Talking about the Hammersmith murders of 1964-65 and my book The Hunt for the 60s’ Ripper on Shaun Attwood’s show last week, I was suddenly asked about Harold Shipman.
Shaun has a lot of followers in the US, so I was attempting to outline who the chilling Shipman was. This came up because I wrote about a fascinating BBC documentary on the case for the Mirror’s We Love TV magazine last year.
Here is the article on that shocking case and my earlier post about the documentary it was previewing. Part of the reason I was a hesitant to encapsulate this disturbing case on Shaun’s show was simply finding the words to convey the enormity of Shipman’s crimes.
Shipman watched his dying mother
He was born into a working class family in Nottingham in 1946. He apparently became interested in medicine as he watched his mother be given morphine injections to ease her pain.
It is thought by some this experience may have haunted him and influenced his later obsession with ending the lives of his own patients.
He killed his first victim, Eva Lyons, in March 1971 just before she turned 71. The patients he killed, most were women, were injected with diamorphine.
Suspicions about the kindly doctor
Masquerading as the caring local doctor, he murdered at least 250 patients over 23 years.
They were not fatally ill and would not have known what he was doing.
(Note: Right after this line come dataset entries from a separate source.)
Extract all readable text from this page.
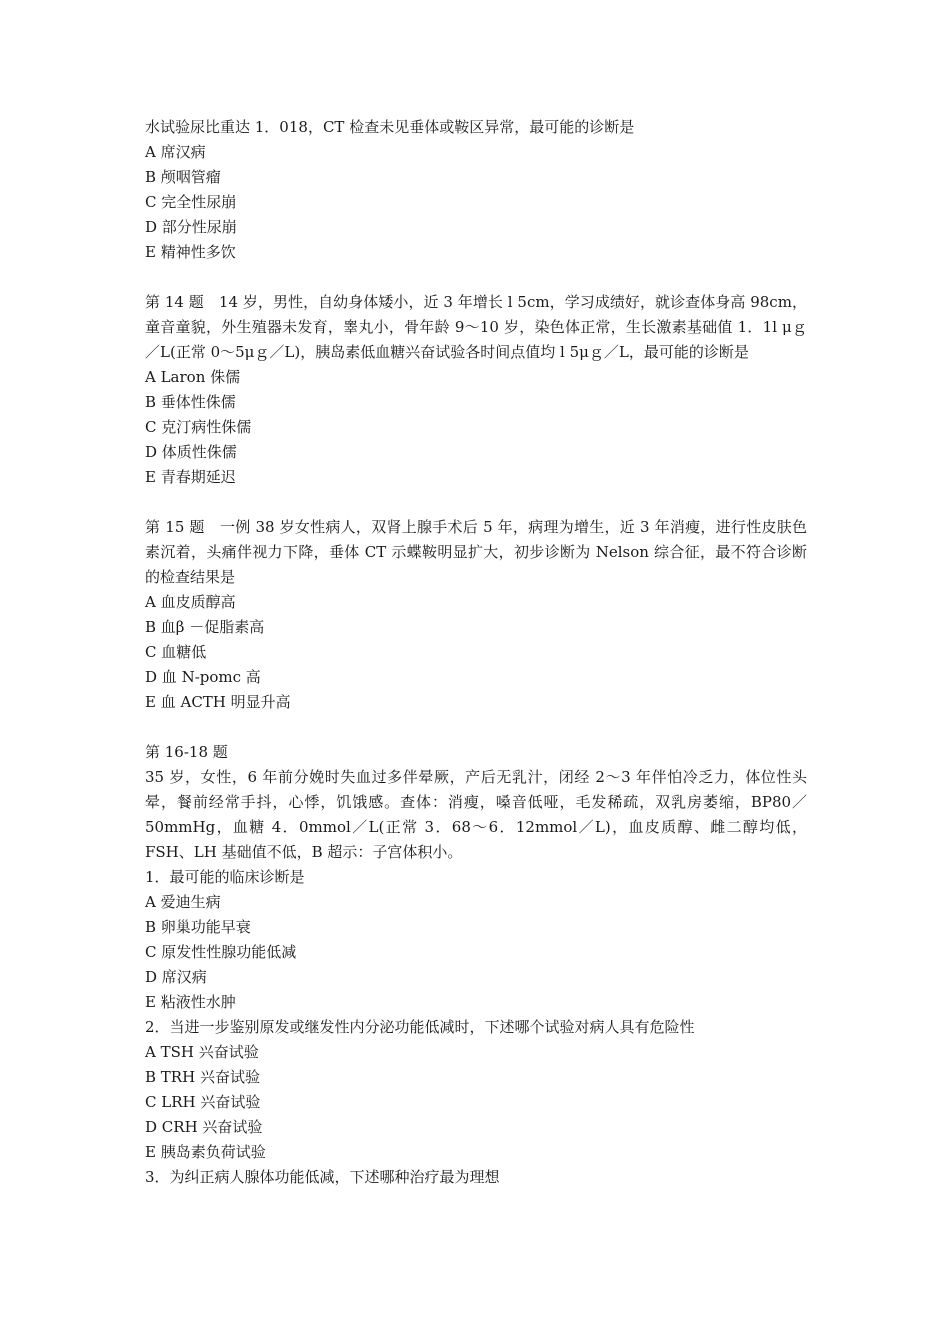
水试验尿比重达 1．018，CT 检查未见垂体或鞍区异常，最可能的诊断是

A 席汉病
B 颅咽管瘤
C 完全性尿崩
D 部分性尿崩
E 精神性多饮

第 14 题　14 岁，男性，自幼身体矮小，近 3 年增长 l 5cm，学习成绩好，就诊查体身高 98cm，童音童貌，外生殖器未发育，睾丸小，骨年龄 9～10 岁，染色体正常，生长激素基础值 1．1l μｇ／L(正常 0～5μｇ／L)，胰岛素低血糖兴奋试验各时间点值均 l 5μｇ／L，最可能的诊断是

A Laron 侏儒
B 垂体性侏儒
C 克汀病性侏儒
D 体质性侏儒
E 青春期延迟

第 15 题　一例 38 岁女性病人，双肾上腺手术后 5 年，病理为增生，近 3 年消瘦，进行性皮肤色素沉着，头痛伴视力下降，垂体 CT 示蝶鞍明显扩大，初步诊断为 Nelson 综合征，最不符合诊断的检查结果是

A 血皮质醇高
B 血β －促脂素高
C 血糖低
D 血 N-pomc 高
E 血 ACTH 明显升高
第 16-18 题

35 岁，女性，6 年前分娩时失血过多伴晕厥，产后无乳汁，闭经 2～3 年伴怕冷乏力，体位性头晕，餐前经常手抖，心悸，饥饿感。查体：消瘦，嗓音低哑，毛发稀疏，双乳房萎缩，BP80／50mmHg，血糖 4．0mmol／L(正常 3．68～6．12mmol／L)，血皮质醇、雌二醇均低，FSH、LH 基础值不低，B 超示：子宫体积小。

1．最可能的临床诊断是
A 爱迪生病
B 卵巢功能早衰
C 原发性性腺功能低减
D 席汉病
E 粘液性水肿
2．当进一步鉴别原发或继发性内分泌功能低减时，下述哪个试验对病人具有危险性
A TSH 兴奋试验
B TRH 兴奋试验
C LRH 兴奋试验
D CRH 兴奋试验
E 胰岛素负荷试验
3．为纠正病人腺体功能低减，下述哪种治疗最为理想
Undertakers in Hyde, Greater Manchester, were suspicious about the number of local deaths.
The neighbouring surgery, as I mentioned to Shaun, also were disturbed to note that the death rate at Shipman’s surgery was 10 times higher than theirs.
In my chat with Shaun I also talk about footage online of the arrogant narcissist ignoring detectives after his capture. You can view it here.
He was found dead in his Wakefield jail cell in 2004. The 57-year-old had hanged himself.